Towards Open-Vocabulary Multimodal 3D Object Detection with Attributes
Xinhao Xiang, Kuan-Chuan Peng, Suhas Lohit, Michael J. Jones, Jiawei Zhang

TL;DR
This paper introduces OVODA, a framework for open-vocabulary 3D object detection with attribute recognition, leveraging foundation models and a new dataset, OVAD, to improve recognition of novel objects and their attributes in autonomous systems.
Contribution
The paper presents a novel open-vocabulary 3D detection framework that jointly detects objects and attributes without needing known anchor sizes, supported by a new attribute-annotated dataset.
Findings
Outperforms state-of-the-art in open-vocabulary detection on nuScenes and Argoverse 2
Successfully recognizes object attributes without prior class size knowledge
Demonstrates effectiveness of foundation model integration and prompt tuning techniques
Abstract
3D object detection plays a crucial role in autonomous systems, yet existing methods are limited by closed-set assumptions and struggle to recognize novel objects and their attributes in real-world scenarios.

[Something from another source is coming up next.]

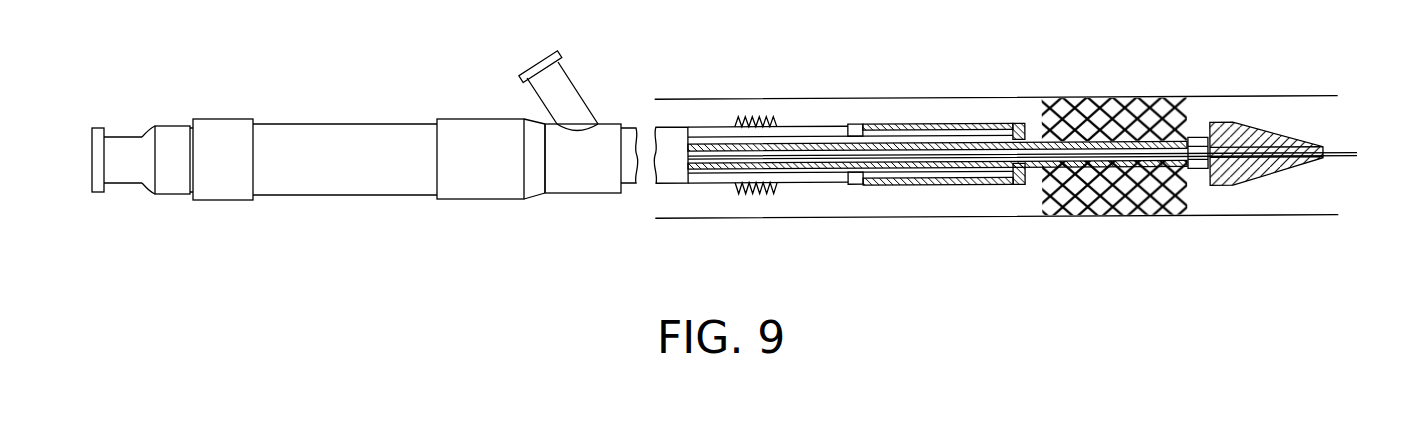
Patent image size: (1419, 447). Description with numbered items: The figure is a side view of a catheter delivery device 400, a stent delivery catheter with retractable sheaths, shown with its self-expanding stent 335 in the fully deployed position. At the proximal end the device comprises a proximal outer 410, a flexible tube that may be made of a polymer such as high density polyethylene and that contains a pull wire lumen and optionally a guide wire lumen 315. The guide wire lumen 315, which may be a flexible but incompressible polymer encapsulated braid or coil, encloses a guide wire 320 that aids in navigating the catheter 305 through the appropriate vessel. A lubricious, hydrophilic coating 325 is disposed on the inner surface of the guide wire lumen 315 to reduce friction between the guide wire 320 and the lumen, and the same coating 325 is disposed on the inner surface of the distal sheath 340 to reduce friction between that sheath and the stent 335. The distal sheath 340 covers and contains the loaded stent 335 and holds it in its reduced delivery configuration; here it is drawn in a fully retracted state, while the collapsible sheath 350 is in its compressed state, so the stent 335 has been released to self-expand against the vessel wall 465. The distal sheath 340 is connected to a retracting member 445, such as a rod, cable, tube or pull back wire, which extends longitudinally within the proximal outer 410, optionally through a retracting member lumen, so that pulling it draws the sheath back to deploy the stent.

We propose OVODA, a novel framework enabling both open-vocabulary 3D object and attribute detection with no need to know the novel class anchor size. OVODA uses foundation models to bridge the semantic gap between 3D features and texts while jointly detecting attributes, e.g., spatial relationships, motion states, etc. To facilitate such research direction, we propose OVAD, a new dataset that supplements existing 3D object detection benchmarks with comprehensive attribute annotations. OVODA incorporates several key innovations, including foundation model feature concatenation, prompt tuning strategies, and specialized techniques for attribute detection, including…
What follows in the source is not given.